Department of Medical Epidemiology and Biostatistics, Karolinska Institutet, Stockholm, Sweden.
Clinical Effectiveness Research Group, Department of Transplantation Medicine, Oslo University Hospital, Oslo, Norway; Clinical Effectiveness Group, Institute of Health and Society, University of Oslo, Oslo, Norway.
Ann Oncol. 2022 Jun;33(6):649-656. doi: 10.1016/j.annonc.2022.02.226. Epub 2022 Mar 8.
Uncertainty prevails about the magnitude of excess risk of small bowel cancer in patients with inflammatory bowel disease (IBD).
To quantify the risk of small bowel adenocarcinoma and neuroendocrine tumors in patients with ulcerative colitis (UC) and Crohn's disease (CD), we undertook a population-based cohort study of all patients with IBD diagnosed in Norway and Sweden from 1987 to 2016. Patients were followed through linkage to national registers.
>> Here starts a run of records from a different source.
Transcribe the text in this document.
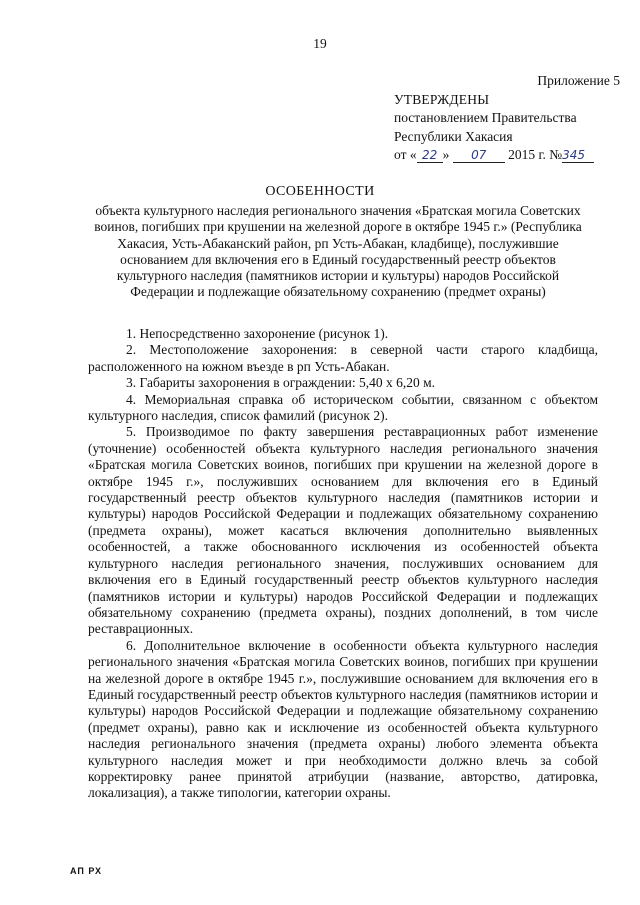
19
Приложение 5
УТВЕРЖДЕНЫ
постановлением Правительства
Республики Хакасия
от « 22 » 07 2015 г. №345
ОСОБЕННОСТИ
объекта культурного наследия регионального значения «Братская могила Советских воинов, погибших при крушении на железной дороге в октябре 1945 г.» (Республика Хакасия, Усть-Абаканский район, рп Усть-Абакан, кладбище), послужившие основанием для включения его в Единый государственный реестр объектов культурного наследия (памятников истории и культуры) народов Российской Федерации и подлежащие обязательному сохранению (предмет охраны)

1. Непосредственно захоронение (рисунок 1).

2. Местоположение захоронения: в северной части старого кладбища, расположенного на южном въезде в рп Усть-Абакан.

3. Габариты захоронения в ограждении: 5,40 х 6,20 м.

4. Мемориальная справка об историческом событии, связанном с объектом культурного наследия, список фамилий (рисунок 2).

5. Производимое по факту завершения реставрационных работ изменение (уточнение) особенностей объекта культурного наследия регионального значения «Братская могила Советских воинов, погибших при крушении на железной дороге в октябре 1945 г.», послуживших основанием для включения его в Единый государственный реестр объектов культурного наследия (памятников истории и культуры) народов Российской Федерации и подлежащих обязательному сохранению (предмета охраны), может касаться включения дополнительно выявленных особенностей, а также обоснованного исключения из особенностей объекта культурного наследия регионального значения, послуживших основанием для включения его в Единый государственный реестр объектов культурного наследия (памятников истории и культуры) народов Российской Федерации и подлежащих обязательному сохранению (предмета охраны), поздних дополнений, в том числе реставрационных.

6. Дополнительное включение в особенности объекта культурного наследия регионального значения «Братская могила Советских воинов, погибших при крушении на железной дороге в октябре 1945 г.», послужившие основанием для включения его в Единый государственный реестр объектов культурного наследия (памятников истории и культуры) народов Российской Федерации и подлежащие обязательному сохранению (предмет охраны), равно как и исключение из особенностей объекта культурного наследия регионального значения (предмета охраны) любого элемента объекта культурного наследия может и при необходимости должно влечь за собой корректировку ранее принятой атрибуции (название, авторство, датировка, локализация), а также типологии, категории охраны.

АП РХ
We calculated standardized incidence ratios (SIRs) with 95% confidence intervals (CIs) of small bowel adenocarcinomas and neuroendocrine tumors for patients with CD and UC. We excluded the first year of follow-up to reduce reverse causality.
Among 142 008 patients with a median follow-up of 10.0 years, we identified 66 adenocarcinomas and 57 neuroendocrine tumors in the small bowel. The SIR of small bowel adenocarcinoma was 8.3 (95% CI 5.9-11.3) in CD and 2.0 (95% CI 1.2-3.1) in UC. The incidence rates of adenocarcinomas were highest in CD with stricturing disease and extent limited to the small bowel, at 14.7 (95% CI 8.2-24.2) and 15.8 (95% CI 8.4-27.0) per 100 000 person-years, respectively. The SIR of neuroendocrine tumors was 2.5 (95% CI 1.5-3.9) in CD and 2.0 (95% CI 1.4-2.8) in UC.
Patients with CD experienced an eightfold increased risk of small bowel adenocarcinomas, patients with both UC and CD experienced an about twofold increased risk of neuroendocrine tumors, and patients with UC experienced a twofold increased risk of small bowel adenocarcinoma. The small absolute excess cancer risk suggests that active surveillance to diagnose small intestinal cancer early is unlikely to be cost-effective.
炎症性肠病(IBD)患者发生小肠癌的风险程度尚不确定。
为了量化溃疡性结肠炎(UC)和克罗恩病(CD)患者发生小肠腺癌和神经内分泌肿瘤的风险,我们对 1987 年至 2016 年期间在挪威和瑞典诊断为 IBD 的所有患者进行了一项基于人群的队列研究。通过与国家登记册的链接对患者进行随访。我们计算了 CD 和 UC 患者小肠腺癌和神经内分泌肿瘤的标准化发病比(SIR)及其 95%置信区间(CI)。我们排除了随访的前 1 年,以减少反向因果关系。
在 142008 名中位随访时间为 10.0 年的患者中,我们在小肠中发现了 66 例腺癌和 57 例神经内分泌肿瘤。CD 患者的小肠腺癌 SIR 为 8.3(95%CI 5.9-11.3),UC 患者为 2.0(95%CI 1.2-3.1)。在局限于小肠且狭窄疾病程度严重的 CD 患者中,腺癌的发生率最高,分别为 14.7(95%CI 8.2-24.2)和 15.8(95%CI 8.4-27.0)/100000 人年。CD 患者的神经内分泌肿瘤 SIR 为 2.5(95%CI 1.5-3.9),UC 患者为 2.0(95%CI 1.4-2.8)。
CD 患者小肠腺癌的风险增加了 8 倍,UC 和 CD 患者神经内分泌肿瘤的风险增加了约 2 倍,UC 患者小肠腺癌的风险增加了 2 倍。较小的绝对癌症风险表明,积极监测以早期诊断小肠癌不太可能具有成本效益。